Consider yourself warned, and enjoy the film!
I Was an American Spy is going to air on Turner Classic Movies on Thursday, April 9th at 2pm PST.
If you’ve never seen I Was an American Spy, there’s a couple of things it has going for it. It’s one of the few films where Ann Dvorak is the star of the picture and it’s seldom shown on Turner Classic Movies. It was an Allied Artists production, which means it was on the lower budget side, but it’s still enjoyable enough. How can one not like a film that has this much Ann in it?
Case of the Stuttering Bishop is going to air on Turner Classic Movies on Thursday, March 26th at 3:30pm PST
Not traveling to Hollywood for the Turner Classic Movies Film Festival? That’s ok because you can spend your afternoon with Ann Dvorak and Perry Mason! Case of the Stuttering Bishop pairs up Donald Woods as the beloved lawyer and Ann as his trusty assistant Della Street. It’s the only time Ann assumed the role, but she’s fun to watch and gives good banter. This one doesn’t get shown on TCM too often, so it’s worth checking out.
Also of note is that this was Ann Dvorak’s last film under her Warner Bros. contract. By the end of 1936, Jack Warner was so anxious to get rid of her, mainly due to a lawsuit against the studio that had dragged on for a good part of the year, that her last paycheck was ready and waiting when shooting on the film wrapped. Oh Ann!
Crooner is going to air on Turner Classic Movies on Friday, March 6th at 5:30am PST.
Crooner is a fun little film. True, it’s not earth shattering, Ann is underutilized, and the ending is a bit unsatisfying, but it’s still watchable. Plus, it’s not yet available on DVD, so if you’ve had an interest check it out!
Scarface is going to air on Turner Classic Movies on Sunday, October 5th at 7:00am EST
If you have not caught Scarface during one of the many viewings on TCM this year, what are you waiting for??

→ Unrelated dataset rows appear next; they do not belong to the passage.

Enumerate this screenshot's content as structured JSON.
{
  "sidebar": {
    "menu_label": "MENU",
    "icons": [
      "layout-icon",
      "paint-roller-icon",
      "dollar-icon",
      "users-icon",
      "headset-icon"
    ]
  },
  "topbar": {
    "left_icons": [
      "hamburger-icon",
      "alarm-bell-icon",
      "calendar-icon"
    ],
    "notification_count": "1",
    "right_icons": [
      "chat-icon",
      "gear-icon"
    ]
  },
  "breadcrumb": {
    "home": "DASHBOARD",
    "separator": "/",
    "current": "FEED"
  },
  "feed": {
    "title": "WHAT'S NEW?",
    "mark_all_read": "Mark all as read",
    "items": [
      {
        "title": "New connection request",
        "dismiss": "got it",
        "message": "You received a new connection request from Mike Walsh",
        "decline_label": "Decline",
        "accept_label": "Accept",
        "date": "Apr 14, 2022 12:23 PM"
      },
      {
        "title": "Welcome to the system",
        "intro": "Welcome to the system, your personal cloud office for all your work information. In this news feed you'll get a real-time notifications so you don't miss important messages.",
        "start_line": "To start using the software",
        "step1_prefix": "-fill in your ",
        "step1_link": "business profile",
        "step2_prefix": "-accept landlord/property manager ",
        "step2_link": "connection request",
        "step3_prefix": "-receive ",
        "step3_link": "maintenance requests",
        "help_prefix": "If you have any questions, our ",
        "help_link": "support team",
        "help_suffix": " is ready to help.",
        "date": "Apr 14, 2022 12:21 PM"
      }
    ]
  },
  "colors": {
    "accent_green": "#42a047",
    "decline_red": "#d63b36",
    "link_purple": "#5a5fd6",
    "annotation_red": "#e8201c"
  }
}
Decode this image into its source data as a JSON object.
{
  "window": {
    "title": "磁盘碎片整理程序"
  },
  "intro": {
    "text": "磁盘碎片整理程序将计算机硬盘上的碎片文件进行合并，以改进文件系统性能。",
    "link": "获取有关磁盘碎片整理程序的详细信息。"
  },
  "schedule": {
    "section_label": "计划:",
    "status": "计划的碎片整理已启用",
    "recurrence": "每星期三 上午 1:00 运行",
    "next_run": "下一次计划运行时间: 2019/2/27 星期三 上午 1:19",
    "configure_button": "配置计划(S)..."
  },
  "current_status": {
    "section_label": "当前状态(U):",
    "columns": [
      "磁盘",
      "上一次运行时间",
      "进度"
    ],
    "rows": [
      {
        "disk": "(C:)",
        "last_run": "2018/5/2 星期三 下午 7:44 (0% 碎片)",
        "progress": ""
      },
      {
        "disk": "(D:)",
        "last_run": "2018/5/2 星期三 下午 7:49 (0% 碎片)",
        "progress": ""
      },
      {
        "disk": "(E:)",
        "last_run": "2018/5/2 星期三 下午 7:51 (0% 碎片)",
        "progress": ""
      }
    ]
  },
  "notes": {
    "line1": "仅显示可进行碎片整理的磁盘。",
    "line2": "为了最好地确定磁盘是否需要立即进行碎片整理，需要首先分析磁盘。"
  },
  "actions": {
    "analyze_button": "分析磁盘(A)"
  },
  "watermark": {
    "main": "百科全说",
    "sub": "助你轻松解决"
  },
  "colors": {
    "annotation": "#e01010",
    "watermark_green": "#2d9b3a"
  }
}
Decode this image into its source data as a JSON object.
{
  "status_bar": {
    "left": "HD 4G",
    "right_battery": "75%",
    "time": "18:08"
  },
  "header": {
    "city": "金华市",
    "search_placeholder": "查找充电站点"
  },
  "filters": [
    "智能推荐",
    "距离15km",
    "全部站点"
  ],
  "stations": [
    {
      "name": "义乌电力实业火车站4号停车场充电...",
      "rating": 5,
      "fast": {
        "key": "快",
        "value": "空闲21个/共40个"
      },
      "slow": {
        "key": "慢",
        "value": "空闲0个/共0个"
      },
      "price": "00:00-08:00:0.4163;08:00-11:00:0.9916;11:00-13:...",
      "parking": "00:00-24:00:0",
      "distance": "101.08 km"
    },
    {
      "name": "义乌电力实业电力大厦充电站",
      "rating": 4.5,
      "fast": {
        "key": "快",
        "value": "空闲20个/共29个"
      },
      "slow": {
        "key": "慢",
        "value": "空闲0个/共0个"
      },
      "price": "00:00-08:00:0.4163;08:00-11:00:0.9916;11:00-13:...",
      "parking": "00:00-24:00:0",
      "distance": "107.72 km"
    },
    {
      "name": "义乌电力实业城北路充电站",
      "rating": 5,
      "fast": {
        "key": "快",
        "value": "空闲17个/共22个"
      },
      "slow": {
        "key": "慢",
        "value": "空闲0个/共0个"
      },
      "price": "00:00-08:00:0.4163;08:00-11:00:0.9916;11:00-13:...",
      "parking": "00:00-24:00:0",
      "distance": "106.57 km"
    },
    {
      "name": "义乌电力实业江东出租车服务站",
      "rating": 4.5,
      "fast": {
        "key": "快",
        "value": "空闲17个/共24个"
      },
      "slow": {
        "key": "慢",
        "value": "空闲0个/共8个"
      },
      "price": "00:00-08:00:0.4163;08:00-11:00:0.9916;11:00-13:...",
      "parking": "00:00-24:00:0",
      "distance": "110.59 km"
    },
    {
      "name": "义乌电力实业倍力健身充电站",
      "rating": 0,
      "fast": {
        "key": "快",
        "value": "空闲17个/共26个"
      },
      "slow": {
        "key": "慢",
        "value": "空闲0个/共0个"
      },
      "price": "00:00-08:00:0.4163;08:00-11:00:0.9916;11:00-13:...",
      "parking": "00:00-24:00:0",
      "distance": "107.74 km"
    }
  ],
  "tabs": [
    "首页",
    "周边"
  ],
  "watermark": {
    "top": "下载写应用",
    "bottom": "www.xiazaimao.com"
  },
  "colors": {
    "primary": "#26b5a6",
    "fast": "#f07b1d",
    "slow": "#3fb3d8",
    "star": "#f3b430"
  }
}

Scarface is going to air on Turner Classic Movies on Friday, September 26 at 5pmPST
Scarface has gotten quite a bit of play on Turner Classic Movies this year and has also been discussed numerous times on this blog over the years. Bottom line: If you have not yet seen it, watch it! Scarface is arguably Ann Dvorak’s most important role and her best film, and you will get no arguments from me on those two points. Throw in flawless directing by Howard Hawks, Paul Muni’s over-the-top but enjoyable performance, George Raft’s iconic coin flipping, Karen Morley’s angry eyebrow plucking, and Boris Karloff being his adorable self and how could you possibly go wrong?